Ahlaki Değerlerin Dinle İlişkisi

Ahlak kelime anlamı tabiat ve huy gibi anlamlara gelir. Genel anlamıyla ahlak, insanların davranışlarını, eylemlerini ve birbirleriyle olan ilişkilerini düzenleyen kurallardır. Ahlakın hem insanı hem de insan ilişkilerini düzenleyen bir yönü olduğundan, bireysel ahlakın yanı sıra toplum ahlakından da bahsedebiliriz. Ayrıca kişinin uğraşı ve mesleğiyle dâhil olduğu topluluklara ait ahlak ilkeleri vardır. Bu iş ve uğraşa ilişkin ahlak ilkelerine, birey o işi yaparken tabi olur. Tıp ahlakı ve basın ahlakı gibi ifadeler buna örnek olarak gösterilebilir.

MARUF
Dinlerin ve insan topluluklarının iyi, güzel, doğru ve faydalı kabul ettiği değerlerdir.

MÜNKER
Dinlerin ve insan topluluklarının kötü ve yanlış kabul ettiği düşünce, tavır ve davranışlardır.

Doğuştan iyi veya kötü insan yoktur. Konuşma dilinde kullandığımız “iyi insan” ve “kötü insan” ifadeleri kişinin yaratılıştan gelen yapısını değil, çoğunlukla seçtiği tercihini ifade eder. İnsan, iradesiyle hem iyilik hem de kötülük yetisine sahiptir. İnsanı iyi veya kötü kılan ise tercihleridir.

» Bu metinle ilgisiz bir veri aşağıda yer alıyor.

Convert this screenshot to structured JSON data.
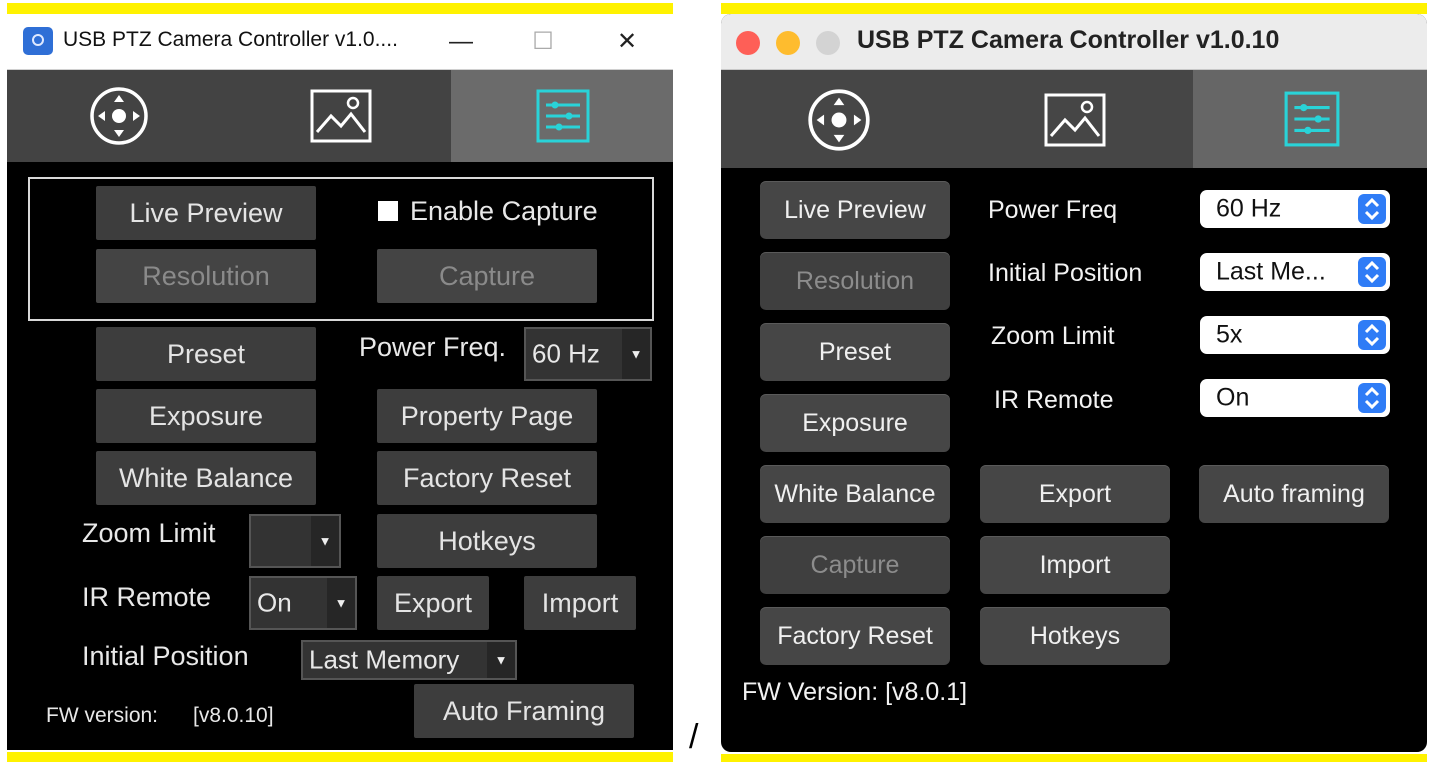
{
  "windows_app": {
    "title": "USB PTZ Camera Controller v1.0....",
    "window_controls": {
      "minimize": "—",
      "maximize": "☐",
      "close": "✕"
    },
    "tabs": [
      {
        "icon": "joystick-icon"
      },
      {
        "icon": "image-icon"
      },
      {
        "icon": "settings-sliders-icon",
        "active": true
      }
    ],
    "capture_group": {
      "live_preview": "Live Preview",
      "enable_capture_label": "Enable Capture",
      "enable_capture_checked": false,
      "resolution": "Resolution",
      "capture": "Capture"
    },
    "buttons": {
      "preset": "Preset",
      "exposure": "Exposure",
      "white_balance": "White Balance",
      "property_page": "Property Page",
      "factory_reset": "Factory Reset",
      "hotkeys": "Hotkeys",
      "export": "Export",
      "import": "Import",
      "auto_framing": "Auto Framing"
    },
    "power_freq": {
      "label": "Power Freq.",
      "value": "60 Hz"
    },
    "zoom_limit": {
      "label": "Zoom Limit",
      "value": ""
    },
    "ir_remote": {
      "label": "IR Remote",
      "value": "On"
    },
    "initial_position": {
      "label": "Initial Position",
      "value": "Last Memory"
    },
    "fw": {
      "label": "FW version:",
      "value": "[v8.0.10]"
    }
  },
  "mac_app": {
    "title": "USB PTZ Camera Controller v1.0.10",
    "traffic_lights": {
      "close": "#fe5f57",
      "minimize": "#febc2e",
      "zoom": "#d3d3d3"
    },
    "tabs": [
      {
        "icon": "joystick-icon"
      },
      {
        "icon": "image-icon"
      },
      {
        "icon": "settings-sliders-icon",
        "active": true
      }
    ],
    "buttons": {
      "live_preview": "Live Preview",
      "resolution": "Resolution",
      "preset": "Preset",
      "exposure": "Exposure",
      "white_balance": "White Balance",
      "capture": "Capture",
      "factory_reset": "Factory Reset",
      "export": "Export",
      "import": "Import",
      "hotkeys": "Hotkeys",
      "auto_framing": "Auto framing"
    },
    "settings": [
      {
        "label": "Power Freq",
        "value": "60 Hz"
      },
      {
        "label": "Initial Position",
        "value": "Last Me..."
      },
      {
        "label": "Zoom Limit",
        "value": "5x"
      },
      {
        "label": "IR Remote",
        "value": "On"
      }
    ],
    "fw": "FW Version: [v8.0.1]"
  },
  "separator": "/",
  "colors": {
    "frame_yellow": "#fff200",
    "active_tab_icon": "#29d3d8",
    "mac_popup_accent": "#2f7cf6"
  }
}
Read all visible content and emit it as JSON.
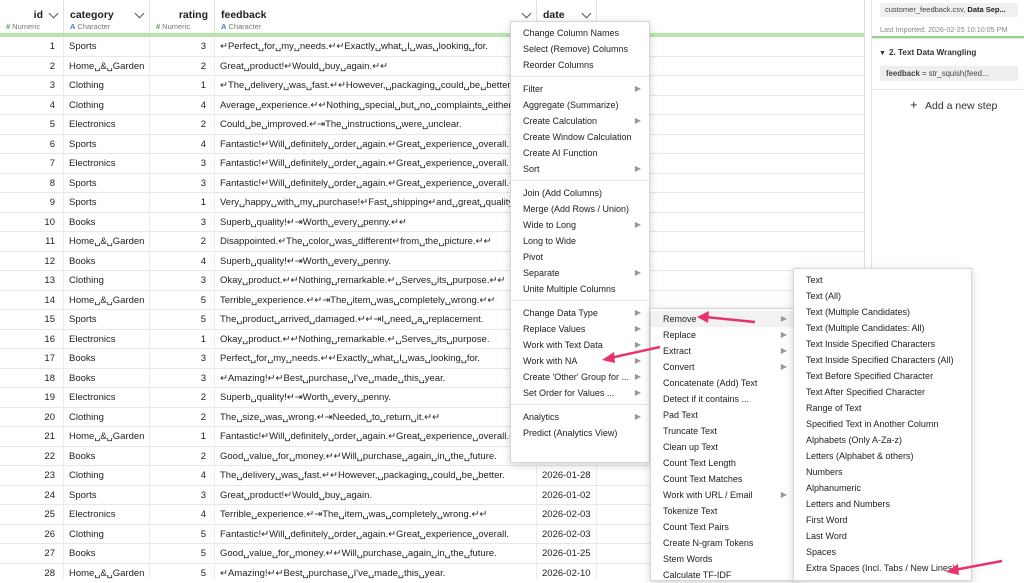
{
  "columns": [
    {
      "name": "id",
      "type_label": "Numeric",
      "type_icon": "#"
    },
    {
      "name": "category",
      "type_label": "Character",
      "type_icon": "A"
    },
    {
      "name": "rating",
      "type_label": "Numeric",
      "type_icon": "#"
    },
    {
      "name": "feedback",
      "type_label": "Character",
      "type_icon": "A"
    },
    {
      "name": "date",
      "type_label": "",
      "type_icon": ""
    }
  ],
  "rows": [
    {
      "id": "1",
      "category": "Sports",
      "rating": "3",
      "feedback": "↵Perfect␣for␣my␣needs.↵↵Exactly␣what␣I␣was␣looking␣for.",
      "date": ""
    },
    {
      "id": "2",
      "category": "Home␣&␣Garden",
      "rating": "2",
      "feedback": "Great␣product!↵Would␣buy␣again.↵↵",
      "date": ""
    },
    {
      "id": "3",
      "category": "Clothing",
      "rating": "1",
      "feedback": "↵The␣delivery␣was␣fast.↵↵However,␣packaging␣could␣be␣better.",
      "date": ""
    },
    {
      "id": "4",
      "category": "Clothing",
      "rating": "4",
      "feedback": "Average␣experience.↵↵Nothing␣special␣but␣no␣complaints␣either.",
      "date": ""
    },
    {
      "id": "5",
      "category": "Electronics",
      "rating": "2",
      "feedback": "Could␣be␣improved.↵⇥The␣instructions␣were␣unclear.",
      "date": ""
    },
    {
      "id": "6",
      "category": "Sports",
      "rating": "4",
      "feedback": "Fantastic!↵Will␣definitely␣order␣again.↵Great␣experience␣overall.",
      "date": ""
    },
    {
      "id": "7",
      "category": "Electronics",
      "rating": "3",
      "feedback": "Fantastic!↵Will␣definitely␣order␣again.↵Great␣experience␣overall.",
      "date": ""
    },
    {
      "id": "8",
      "category": "Sports",
      "rating": "3",
      "feedback": "Fantastic!↵Will␣definitely␣order␣again.↵Great␣experience␣overall.↵",
      "date": ""
    },
    {
      "id": "9",
      "category": "Sports",
      "rating": "1",
      "feedback": "Very␣happy␣with␣my␣purchase!↵Fast␣shipping↵and␣great␣quality.",
      "date": ""
    },
    {
      "id": "10",
      "category": "Books",
      "rating": "3",
      "feedback": "Superb␣quality!↵⇥Worth␣every␣penny.↵↵",
      "date": ""
    },
    {
      "id": "11",
      "category": "Home␣&␣Garden",
      "rating": "2",
      "feedback": "Disappointed.↵The␣color␣was␣different↵from␣the␣picture.↵↵",
      "date": ""
    },
    {
      "id": "12",
      "category": "Books",
      "rating": "4",
      "feedback": "Superb␣quality!↵⇥Worth␣every␣penny.",
      "date": ""
    },
    {
      "id": "13",
      "category": "Clothing",
      "rating": "3",
      "feedback": "Okay␣product.↵↵Nothing␣remarkable.↵␣Serves␣its␣purpose.↵↵",
      "date": ""
    },
    {
      "id": "14",
      "category": "Home␣&␣Garden",
      "rating": "5",
      "feedback": "Terrible␣experience.↵↵⇥The␣item␣was␣completely␣wrong.↵↵",
      "date": ""
    },
    {
      "id": "15",
      "category": "Sports",
      "rating": "5",
      "feedback": "The␣product␣arrived␣damaged.↵↵⇥I␣need␣a␣replacement.",
      "date": ""
    },
    {
      "id": "16",
      "category": "Electronics",
      "rating": "1",
      "feedback": "Okay␣product.↵↵Nothing␣remarkable.↵␣Serves␣its␣purpose.",
      "date": ""
    },
    {
      "id": "17",
      "category": "Books",
      "rating": "3",
      "feedback": "Perfect␣for␣my␣needs.↵↵Exactly␣what␣I␣was␣looking␣for.",
      "date": ""
    },
    {
      "id": "18",
      "category": "Books",
      "rating": "3",
      "feedback": "↵Amazing!↵↵Best␣purchase␣I've␣made␣this␣year.",
      "date": ""
    },
    {
      "id": "19",
      "category": "Electronics",
      "rating": "2",
      "feedback": "Superb␣quality!↵⇥Worth␣every␣penny.",
      "date": ""
    },
    {
      "id": "20",
      "category": "Clothing",
      "rating": "2",
      "feedback": "The␣size␣was␣wrong.↵⇥Needed␣to␣return␣it.↵↵",
      "date": ""
    },
    {
      "id": "21",
      "category": "Home␣&␣Garden",
      "rating": "1",
      "feedback": "Fantastic!↵Will␣definitely␣order␣again.↵Great␣experience␣overall.↵",
      "date": ""
    },
    {
      "id": "22",
      "category": "Books",
      "rating": "2",
      "feedback": "Good␣value␣for␣money.↵↵Will␣purchase␣again␣in␣the␣future.",
      "date": ""
    },
    {
      "id": "23",
      "category": "Clothing",
      "rating": "4",
      "feedback": "The␣delivery␣was␣fast.↵↵However,␣packaging␣could␣be␣better.",
      "date": "2026-01-28"
    },
    {
      "id": "24",
      "category": "Sports",
      "rating": "3",
      "feedback": "Great␣product!↵Would␣buy␣again.",
      "date": "2026-01-02"
    },
    {
      "id": "25",
      "category": "Electronics",
      "rating": "4",
      "feedback": "Terrible␣experience.↵⇥The␣item␣was␣completely␣wrong.↵↵",
      "date": "2026-02-03"
    },
    {
      "id": "26",
      "category": "Clothing",
      "rating": "5",
      "feedback": "Fantastic!↵Will␣definitely␣order␣again.↵Great␣experience␣overall.",
      "date": "2026-02-03"
    },
    {
      "id": "27",
      "category": "Books",
      "rating": "5",
      "feedback": "Good␣value␣for␣money.↵↵Will␣purchase␣again␣in␣the␣future.",
      "date": "2026-01-25"
    },
    {
      "id": "28",
      "category": "Home␣&␣Garden",
      "rating": "5",
      "feedback": "↵Amazing!↵↵Best␣purchase␣I've␣made␣this␣year.",
      "date": "2026-02-10"
    }
  ],
  "sidebar": {
    "source_file": "customer_feedback.csv,",
    "source_sep": "Data Sep...",
    "last_imported": "Last Imported: 2026-02-25 10:10:05 PM",
    "step_title": "2. Text Data Wrangling",
    "step_code_col": "feedback",
    "step_code_rest": " = str_squish(feed...",
    "add_step": "Add a new step"
  },
  "menu1": [
    {
      "label": "Change Column Names",
      "sub": false
    },
    {
      "label": "Select (Remove) Columns",
      "sub": false
    },
    {
      "label": "Reorder Columns",
      "sub": false
    },
    {
      "sep": true
    },
    {
      "label": "Filter",
      "sub": true
    },
    {
      "label": "Aggregate (Summarize)",
      "sub": false
    },
    {
      "label": "Create Calculation",
      "sub": true
    },
    {
      "label": "Create Window Calculation",
      "sub": false
    },
    {
      "label": "Create AI Function",
      "sub": false
    },
    {
      "label": "Sort",
      "sub": true
    },
    {
      "sep": true
    },
    {
      "label": "Join (Add Columns)",
      "sub": false
    },
    {
      "label": "Merge (Add Rows / Union)",
      "sub": false
    },
    {
      "label": "Wide to Long",
      "sub": true
    },
    {
      "label": "Long to Wide",
      "sub": false
    },
    {
      "label": "Pivot",
      "sub": false
    },
    {
      "label": "Separate",
      "sub": true
    },
    {
      "label": "Unite Multiple Columns",
      "sub": false
    },
    {
      "sep": true
    },
    {
      "label": "Change Data Type",
      "sub": true
    },
    {
      "label": "Replace Values",
      "sub": true
    },
    {
      "label": "Work with Text Data",
      "sub": true
    },
    {
      "label": "Work with NA",
      "sub": true
    },
    {
      "label": "Create 'Other' Group for ...",
      "sub": true
    },
    {
      "label": "Set Order for Values ...",
      "sub": true
    },
    {
      "sep": true
    },
    {
      "label": "Analytics",
      "sub": true
    },
    {
      "label": "Predict (Analytics View)",
      "sub": false
    }
  ],
  "menu2": [
    {
      "label": "Remove",
      "sub": true,
      "hl": true
    },
    {
      "label": "Replace",
      "sub": true
    },
    {
      "label": "Extract",
      "sub": true
    },
    {
      "label": "Convert",
      "sub": true
    },
    {
      "label": "Concatenate (Add) Text",
      "sub": false
    },
    {
      "label": "Detect if it contains ...",
      "sub": false
    },
    {
      "label": "Pad Text",
      "sub": false
    },
    {
      "label": "Truncate Text",
      "sub": false
    },
    {
      "label": "Clean up Text",
      "sub": false
    },
    {
      "label": "Count Text Length",
      "sub": false
    },
    {
      "label": "Count Text Matches",
      "sub": false
    },
    {
      "label": "Work with URL / Email",
      "sub": true
    },
    {
      "label": "Tokenize Text",
      "sub": false
    },
    {
      "label": "Count Text Pairs",
      "sub": false
    },
    {
      "label": "Create N-gram Tokens",
      "sub": false
    },
    {
      "label": "Stem Words",
      "sub": false
    },
    {
      "label": "Calculate TF-IDF",
      "sub": false
    }
  ],
  "menu3": [
    "Text",
    "Text (All)",
    "Text (Multiple Candidates)",
    "Text (Multiple Candidates: All)",
    "Text Inside Specified Characters",
    "Text Inside Specified Characters (All)",
    "Text Before Specified Character",
    "Text After Specified Character",
    "Range of Text",
    "Specified Text in Another Column",
    "Alphabets (Only A-Za-z)",
    "Letters (Alphabet & others)",
    "Numbers",
    "Alphanumeric",
    "Letters and Numbers",
    "First Word",
    "Last Word",
    "Spaces",
    "Extra Spaces (Incl. Tabs / New Lines)"
  ],
  "colors": {
    "accent": "#e8336b",
    "header_bar": "#b6e6ad"
  }
}
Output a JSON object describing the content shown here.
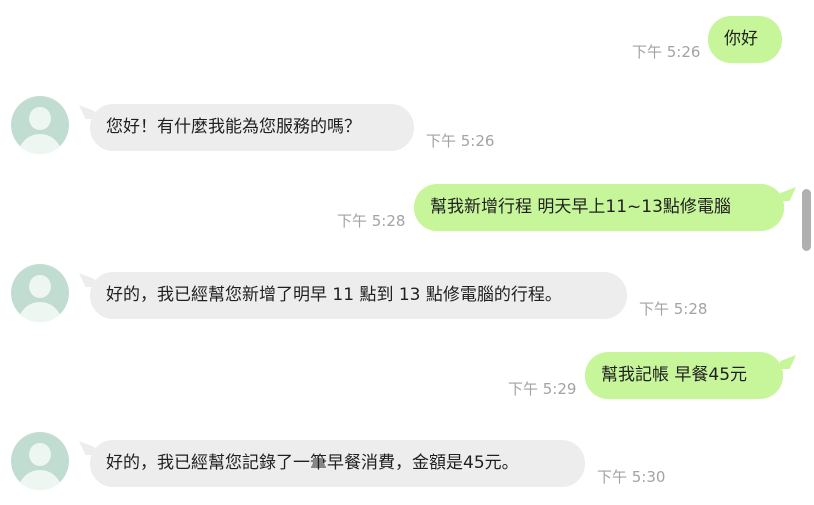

İnsan doğası gereği zihinsel, ruhsal ve bedensel açıdan sürekli bir gelişim ve değişim içerisindedir. Özellikle zihinsel ve ruhsal gelişim, bireyin ahlak anlayışında belirleyici rol oynar. Yaşla beraber soyut düşünme biçimi geliştiğinden bireyin olayları algılama, yorumlama ve fikir yürütme yetilerinde değişim yaşanır. Küçük yaşlarda bir çocuğun ahlak anlayışı, dışa bağlı ve sınırlıdır. On iki yaşından itibaren soyut düşünme başladığından kişinin içselleştirdiği değer yargıları haline gelir.

Ahlaken iyiye yönelme çabasına erdem denir. Erdem, kişinin ruhsal ahlaki olgunluğunun bir ifadesidir. Ahlak felsefesine göre erdem veya fazilet; iyi olma, alçakgönüllülük, yiğitlik, doğruluk gibi değerlerin genel adıdır. Bu özellikleri kendinde barındıran kişiye de erdemli insan denilmektedir. Erdemli insan söz, düşünce ve eylemlerinde bir bütün olarak iyiye yönelir. İslam dini de kişinin söz, düşünce ve davranışlarında bir otoriteden korktuğu veya cezadan kaçındığı için değil, kendi iradesiyle iyiliği arzulayan bir insanın olmasını amaçlar.

Güzel ahlak sahibi insanın en önemli özelliklerinden biri taşıdığı sorumluluk duygusudur. İnsan ancak kişiye, varlığa ve tabiata karşı sorumlu olduğunu hissettiği zaman, o varlığa karşı iyi davranışlar sergiler. İnsan, akıl ve irade sahibi bir varlık olduğundan eylemlerinden sorumludur. Ahiret inancı da insanın sorumluluğunu hatırlatır. “Kim zerre miktarı hayır işlemişse onu görür. Kim de zerre miktarı şer işlemişse onu görür.” (Zilzal sûresi, 7-8. ayetler.) ayetleri kişinin eylemlerindeki sorumluluğunu vurgular.